The project aims at determining Cu homeostasis mechanisms in lung cells and understand its modifications upon tumorigenesis using various lung healthy and adenocarcinoma cell lines. In a second part of the project, Cu homeostasis in glioblastoma cells will be studied and compared with knowledge on Cu homeostasis in healthy brain cells.
To reach these goals, Cu protein localization will be determined, in particular those involved in the secretory pathway (Atox1, ATP7A, ATP7B), and integrated with information on Cu level and subcellular distribution. In parallel, Cu-dependent functions important for cancer cells will be assessed.
Altogether, these data will enable to propose a first model on the regulation of Cu homeostasis in healthy lung cells, and then highlight the key modifications that appeared in lung adenocarcinoma cell lines and show how this impacts their aggressivity. It will also be possible to decipher the role(s) of Cu in glioblastoma cells and the specificity of cancer stem cells regarding Cu.
Overall, this project aims to rationalize the role(s) of Cu in cancer cells which is necessary to later develop appropriate Cu-based therapies depending on the cancer context as well as to identify possible novel targets for therapy.
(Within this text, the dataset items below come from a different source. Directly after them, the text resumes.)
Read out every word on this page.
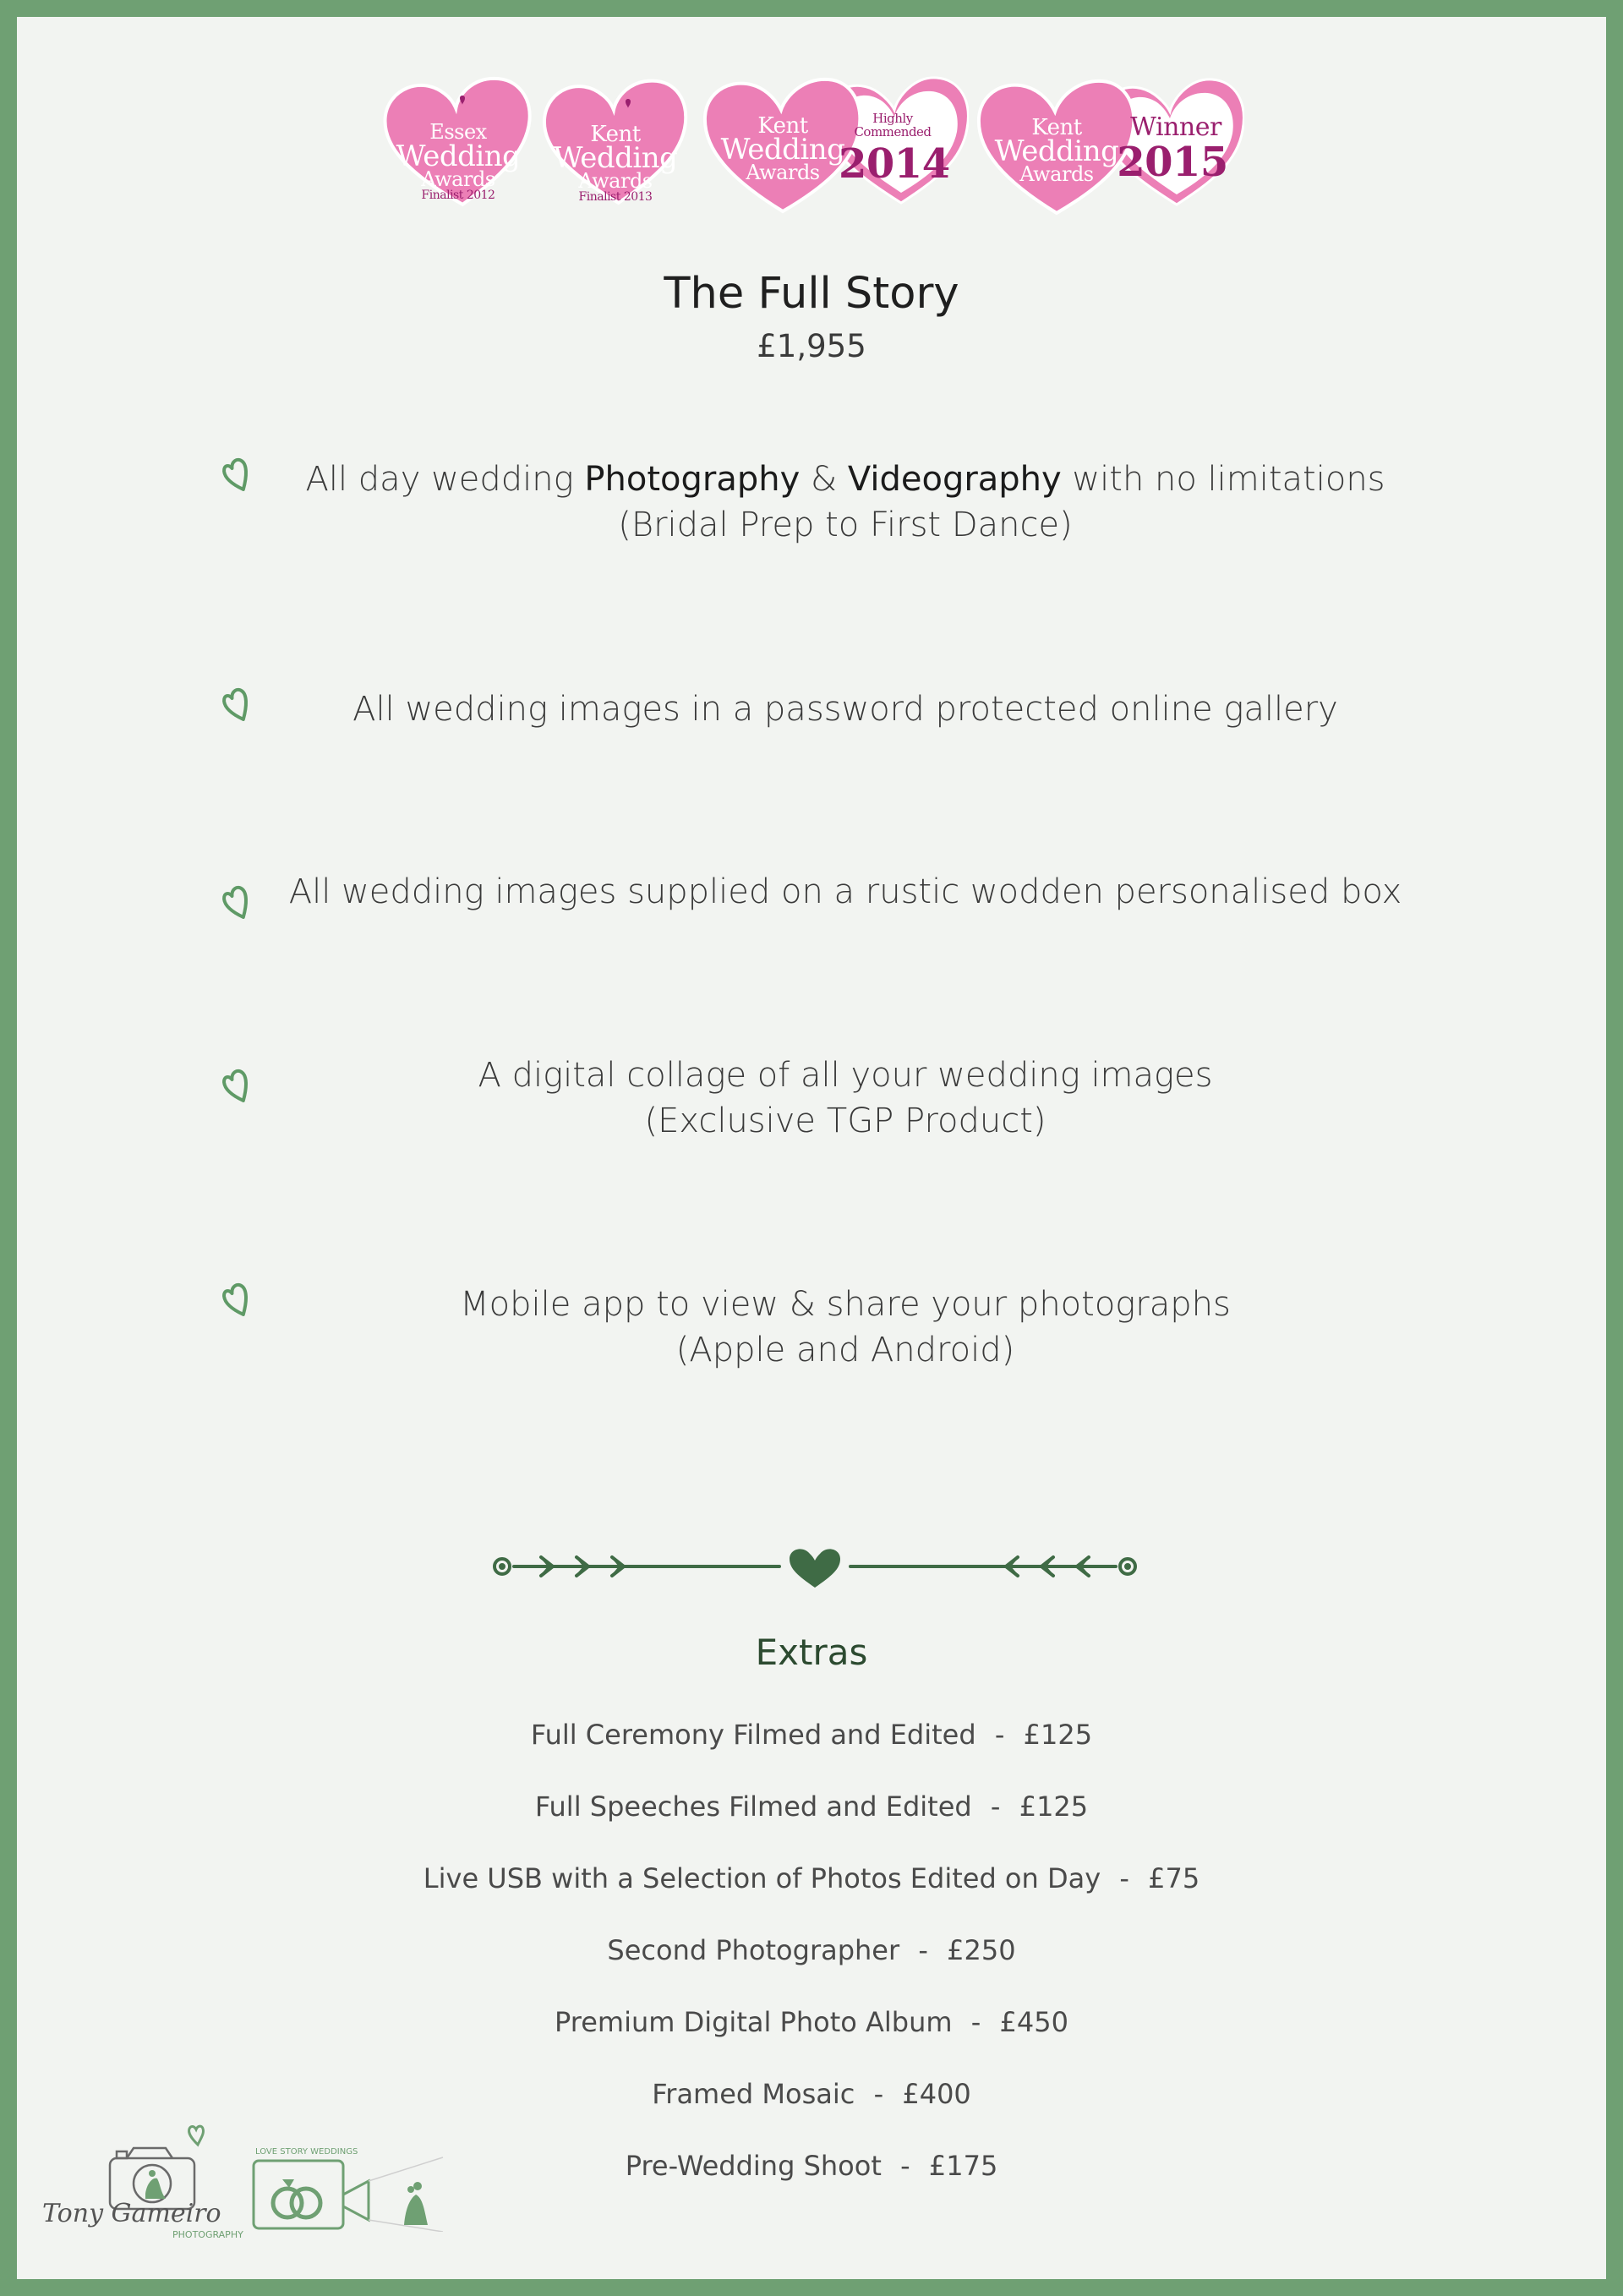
Essex
Wedding
Awards
Finalist 2012
Kent
Wedding
Awards
Finalist 2013
Kent
Wedding
Awards
Highly Commended
2014
Kent
Wedding
Awards
Winner
2015
The Full Story
£1,955
All day wedding Photography & Videography with no limitations
(Bridal Prep to First Dance)
All wedding images in a password protected online gallery
All wedding images supplied on a rustic wodden personalised box
A digital collage of all your wedding images
(Exclusive TGP Product)
Mobile app to view & share your photographs
(Apple and Android)
Extras
Full Ceremony Filmed and Edited - £125
Full Speeches Filmed and Edited - £125
Live USB with a Selection of Photos Edited on Day - £75
Second Photographer - £250
Premium Digital Photo Album - £450
Framed Mosaic - £400
Pre-Wedding Shoot - £175
Tony Gameiro
PHOTOGRAPHY
LOVE STORY WEDDINGS
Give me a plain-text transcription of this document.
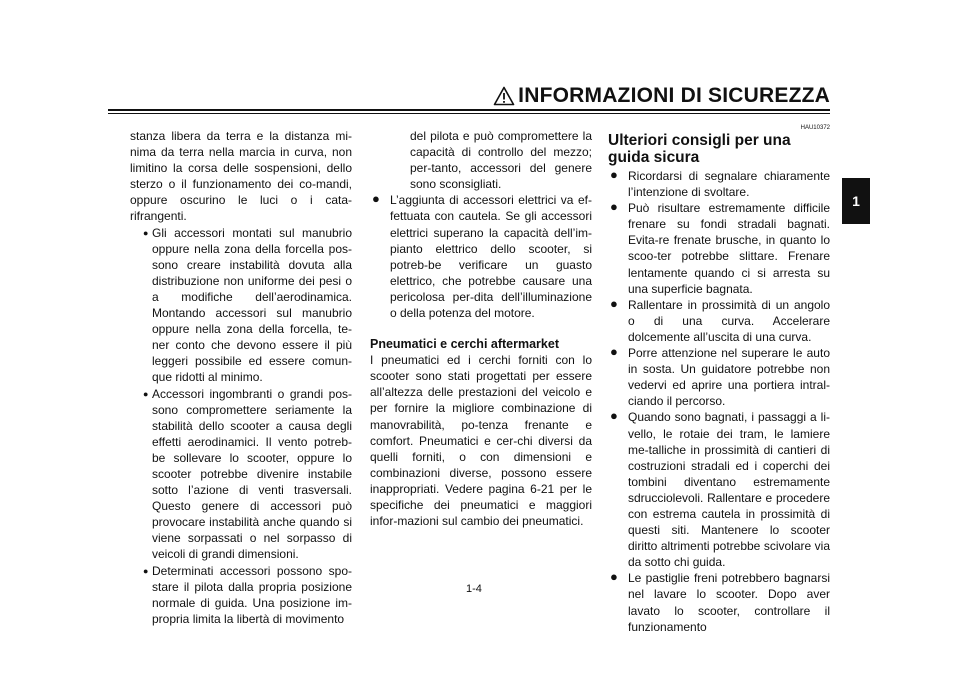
INFORMAZIONI DI SICUREZZA
1

stanza libera da terra e la distanza mi-nima da terra nella marcia in curva, non limitino la corsa delle sospensioni, dello sterzo o il funzionamento dei co-mandi, oppure oscurino le luci o i cata-rifrangenti.

● Gli accessori montati sul manubrio oppure nella zona della forcella pos-sono creare instabilità dovuta alla distribuzione non uniforme dei pesi o a modifiche dell’aerodinamica. Montando accessori sul manubrio oppure nella zona della forcella, te-ner conto che devono essere il più leggeri possibile ed essere comun-que ridotti al minimo.
● Accessori ingombranti o grandi pos-sono compromettere seriamente la stabilità dello scooter a causa degli effetti aerodinamici. Il vento potreb-be sollevare lo scooter, oppure lo scooter potrebbe divenire instabile sotto l’azione di venti trasversali. Questo genere di accessori può provocare instabilità anche quando si viene sorpassati o nel sorpasso di veicoli di grandi dimensioni.
● Determinati accessori possono spo-stare il pilota dalla propria posizione normale di guida. Una posizione im-propria limita la libertà di movimento

del pilota e può compromettere la capacità di controllo del mezzo; per-tanto, accessori del genere sono sconsigliati.

● L’aggiunta di accessori elettrici va ef-fettuata con cautela. Se gli accessori elettrici superano la capacità dell’im-pianto elettrico dello scooter, si potreb-be verificare un guasto elettrico, che potrebbe causare una pericolosa per-dita dell’illuminazione o della potenza del motore.
Pneumatici e cerchi aftermarket

I pneumatici ed i cerchi forniti con lo scooter sono stati progettati per essere all’altezza delle prestazioni del veicolo e per fornire la migliore combinazione di manovrabilità, po-tenza frenante e comfort. Pneumatici e cer-chi diversi da quelli forniti, o con dimensioni e combinazioni diverse, possono essere inappropriati. Vedere pagina 6-21 per le specifiche dei pneumatici e maggiori infor-mazioni sul cambio dei pneumatici.

HAU10372
Ulteriori consigli per una guida sicura
● Ricordarsi di segnalare chiaramente l’intenzione di svoltare.
● Può risultare estremamente difficile frenare su fondi stradali bagnati. Evita-re frenate brusche, in quanto lo scoo-ter potrebbe slittare. Frenare lentamente quando ci si arresta su una superficie bagnata.
● Rallentare in prossimità di un angolo o di una curva. Accelerare dolcemente all’uscita di una curva.
● Porre attenzione nel superare le auto in sosta. Un guidatore potrebbe non vedervi ed aprire una portiera intral-ciando il percorso.
● Quando sono bagnati, i passaggi a li-vello, le rotaie dei tram, le lamiere me-talliche in prossimità di cantieri di costruzioni stradali ed i coperchi dei tombini diventano estremamente sdrucciolevoli. Rallentare e procedere con estrema cautela in prossimità di questi siti. Mantenere lo scooter diritto altrimenti potrebbe scivolare via da sotto chi guida.
● Le pastiglie freni potrebbero bagnarsi nel lavare lo scooter. Dopo aver lavato lo scooter, controllare il funzionamento
1-4
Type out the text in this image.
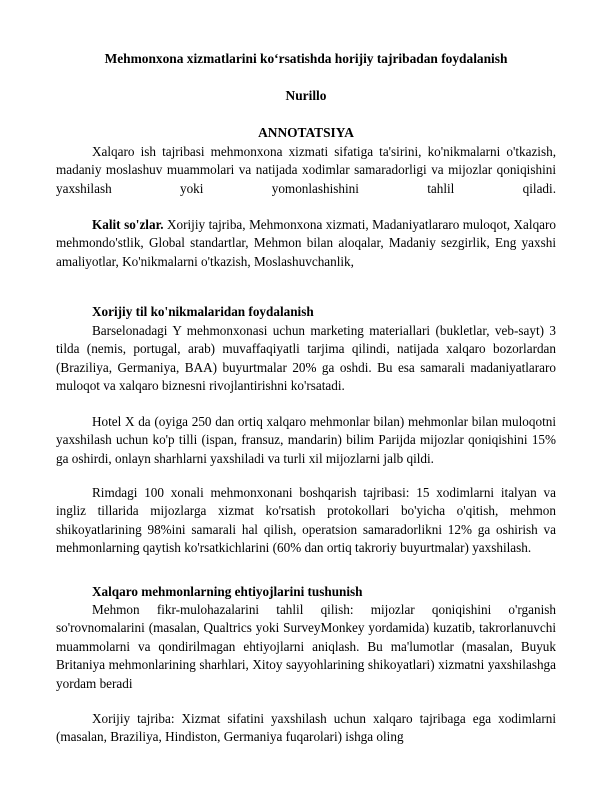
Mehmonxona xizmatlarini koʻrsatishda horijiy tajribadan foydalanish
Nurillo
ANNOTATSIYA

Xalqaro ish tajribasi mehmonxona xizmati sifatiga ta'sirini, ko'nikmalarni o'tkazish, madaniy moslashuv muammolari va natijada xodimlar samaradorligi va mijozlar qoniqishini yaxshilash yoki yomonlashishini tahlil qiladi.

Kalit so'zlar. Xorijiy tajriba, Mehmonxona xizmati, Madaniyatlararo muloqot, Xalqaro mehmondo'stlik, Global standartlar, Mehmon bilan aloqalar, Madaniy sezgirlik, Eng yaxshi amaliyotlar, Ko'nikmalarni o'tkazish, Moslashuvchanlik,

Xorijiy til ko'nikmalaridan foydalanish

Barselonadagi Y mehmonxonasi uchun marketing materiallari (bukletlar, veb-sayt) 3 tilda (nemis, portugal, arab) muvaffaqiyatli tarjima qilindi, natijada xalqaro bozorlardan (Braziliya, Germaniya, BAA) buyurtmalar 20% ga oshdi. Bu esa samarali madaniyatlararo muloqot va xalqaro biznesni rivojlantirishni ko'rsatadi.

Hotel X da (oyiga 250 dan ortiq xalqaro mehmonlar bilan) mehmonlar bilan muloqotni yaxshilash uchun ko'p tilli (ispan, fransuz, mandarin) bilim Parijda mijozlar qoniqishini 15% ga oshirdi, onlayn sharhlarni yaxshiladi va turli xil mijozlarni jalb qildi.

Rimdagi 100 xonali mehmonxonani boshqarish tajribasi: 15 xodimlarni italyan va ingliz tillarida mijozlarga xizmat ko'rsatish protokollari bo'yicha o'qitish, mehmon shikoyatlarining 98%ini samarali hal qilish, operatsion samaradorlikni 12% ga oshirish va mehmonlarning qaytish ko'rsatkichlarini (60% dan ortiq takroriy buyurtmalar) yaxshilash.

Xalqaro mehmonlarning ehtiyojlarini tushunish

Mehmon fikr-mulohazalarini tahlil qilish: mijozlar qoniqishini o'rganish so'rovnomalarini (masalan, Qualtrics yoki SurveyMonkey yordamida) kuzatib, takrorlanuvchi muammolarni va qondirilmagan ehtiyojlarni aniqlash. Bu ma'lumotlar (masalan, Buyuk Britaniya mehmonlarining sharhlari, Xitoy sayyohlarining shikoyatlari) xizmatni yaxshilashga yordam beradi

Xorijiy tajriba: Xizmat sifatini yaxshilash uchun xalqaro tajribaga ega xodimlarni (masalan, Braziliya, Hindiston, Germaniya fuqarolari) ishga oling
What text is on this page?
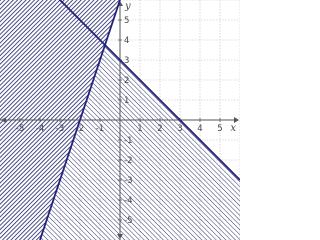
-5 -4 -3 -2 -1	1 2 3 4 5
-5
-4
-3
-2
-1
1
2
3
4
5
x
y
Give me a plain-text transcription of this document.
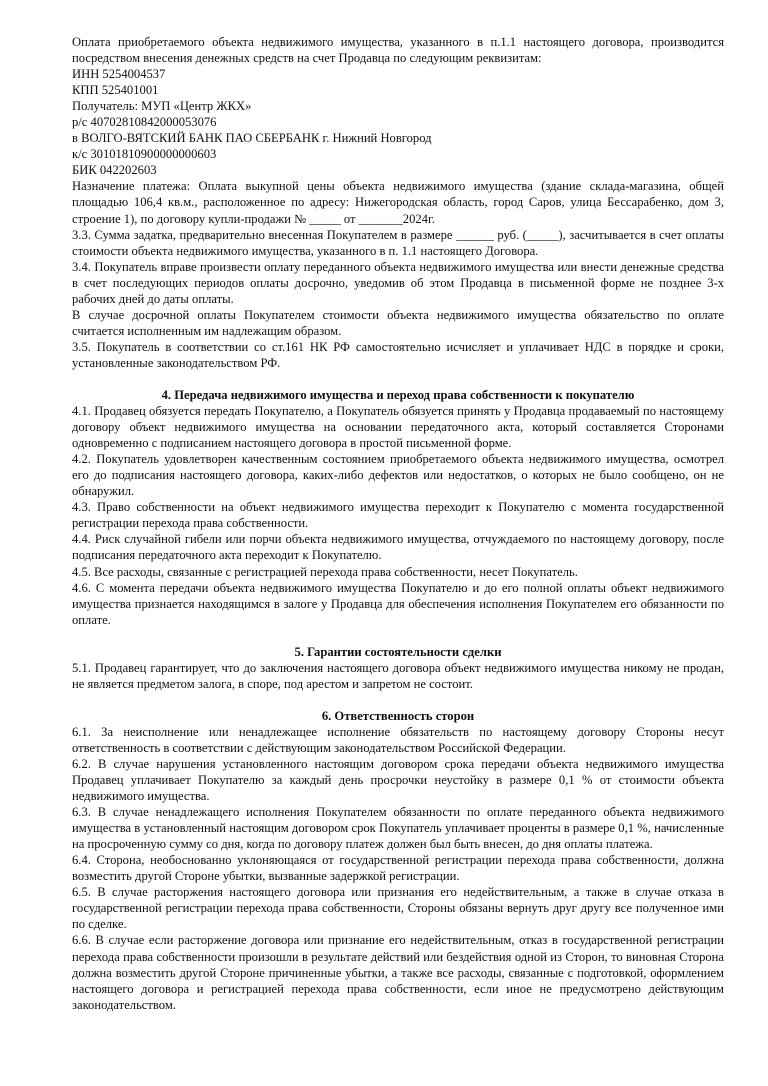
Оплата приобретаемого объекта недвижимого имущества, указанного в п.1.1 настоящего договора, производится посредством внесения денежных средств на счет Продавца по следующим реквизитам:

ИНН 5254004537

КПП 525401001

Получатель: МУП «Центр ЖКХ»

р/с 40702810842000053076

в ВОЛГО-ВЯТСКИЙ БАНК ПАО СБЕРБАНК г. Нижний Новгород

к/с 30101810900000000603

БИК 042202603

Назначение платежа: Оплата выкупной цены объекта недвижимого имущества (здание склада-магазина, общей площадью 106,4 кв.м., расположенное по адресу: Нижегородская область, город Саров, улица Бессарабенко, дом 3, строение 1), по договору купли-продажи № _____ от _______2024г.

3.3. Сумма задатка, предварительно внесенная Покупателем в размере ______ руб. (_____), засчитывается в счет оплаты стоимости объекта недвижимого имущества, указанного в п. 1.1 настоящего Договора.

3.4. Покупатель вправе произвести оплату переданного объекта недвижимого имущества или внести денежные средства в счет последующих периодов оплаты досрочно, уведомив об этом Продавца в письменной форме не позднее 3-х рабочих дней до даты оплаты.

В случае досрочной оплаты Покупателем стоимости объекта недвижимого имущества обязательство по оплате считается исполненным им надлежащим образом.

3.5. Покупатель в соответствии со ст.161 НК РФ самостоятельно исчисляет и уплачивает НДС в порядке и сроки, установленные законодательством РФ.

4. Передача недвижимого имущества и переход права собственности к покупателю

4.1. Продавец обязуется передать Покупателю, а Покупатель обязуется принять у Продавца продаваемый по настоящему договору объект недвижимого имущества на основании передаточного акта, который составляется Сторонами одновременно с подписанием настоящего договора в простой письменной форме.

4.2. Покупатель удовлетворен качественным состоянием приобретаемого объекта недвижимого имущества, осмотрел его до подписания настоящего договора, каких-либо дефектов или недостатков, о которых не было сообщено, он не обнаружил.

4.3. Право собственности на объект недвижимого имущества переходит к Покупателю с момента государственной регистрации перехода права собственности.

4.4. Риск случайной гибели или порчи объекта недвижимого имущества, отчуждаемого по настоящему договору, после подписания передаточного акта переходит к Покупателю.

4.5. Все расходы, связанные с регистрацией перехода права собственности, несет Покупатель.

4.6. С момента передачи объекта недвижимого имущества Покупателю и до его полной оплаты объект недвижимого имущества признается находящимся в залоге у Продавца для обеспечения исполнения Покупателем его обязанности по оплате.

5. Гарантии состоятельности сделки

5.1. Продавец гарантирует, что до заключения настоящего договора объект недвижимого имущества никому не продан, не является предметом залога, в споре, под арестом и запретом не состоит.

6. Ответственность сторон

6.1. За неисполнение или ненадлежащее исполнение обязательств по настоящему договору Стороны несут ответственность в соответствии с действующим законодательством Российской Федерации.

6.2. В случае нарушения установленного настоящим договором срока передачи объекта недвижимого имущества Продавец уплачивает Покупателю за каждый день просрочки неустойку в размере 0,1 % от стоимости объекта недвижимого имущества.

6.3. В случае ненадлежащего исполнения Покупателем обязанности по оплате переданного объекта недвижимого имущества в установленный настоящим договором срок Покупатель уплачивает проценты в размере 0,1 %, начисленные на просроченную сумму со дня, когда по договору платеж должен был быть внесен, до дня оплаты платежа.

6.4. Сторона, необоснованно уклоняющаяся от государственной регистрации перехода права собственности, должна возместить другой Стороне убытки, вызванные задержкой регистрации.

6.5. В случае расторжения настоящего договора или признания его недействительным, а также в случае отказа в государственной регистрации перехода права собственности, Стороны обязаны вернуть друг другу все полученное ими по сделке.

6.6. В случае если расторжение договора или признание его недействительным, отказ в государственной регистрации перехода права собственности произошли в результате действий или бездействия одной из Сторон, то виновная Сторона должна возместить другой Стороне причиненные убытки, а также все расходы, связанные с подготовкой, оформлением настоящего договора и регистрацией перехода права собственности, если иное не предусмотрено действующим законодательством.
In the PhD project, the student will study Cu homeostasis mechanisms in lung cells and understand its modifications upon tumorigenesis using various lung adenocarcinoma cell lines. In a second part of the project the student will analyze Cu homeostasis in GBM cells and compare it with knowledge on Cu homeostasis in brain cells.
The project will be split into three main parts dedicated to the study of Cu homeostasis in different biological models, i, in non-tumoral lung cells using notably the bronchial epithelial cell line 16HBE14o-, ii, using different lung adenocarcinoma cell lines including H322 and H358, iii, in GBM cell lines containing stem cells or not, TG1 and U251, respectively.
In these different biological models, several methodologies mastered in the team and with close collaborators will be used. The sensitivity to Cu will be assessed for the different cellular models. In conditions non-toxic for the cells, the global level of Cu will be determined by ICP-MS and the level of expression of proteins involved in Cu homeostasis will be analyzed with a specific focus on Atox1, ATP7A and ATP7B for which subcellular distribution will be followed using confocal microscopy in a first instance, and super resolution microscopy to be able to correlate Atox1 trafficking and ATP7A/B locations in function of Cu intracellular level. In parallel, using synchrotron-based X-ray fluorescence microscopy, Cu intracellular distribution and local redox status will be obtained enabling to determine Atox1-ATP7A/B-dependent Cu trafficking pathways and storage. Finally, Cu-dependent activities linked with tumorigenesis will be assessed in the different biological models: MEK1 and Ulk1 kinase activities and LOX activity.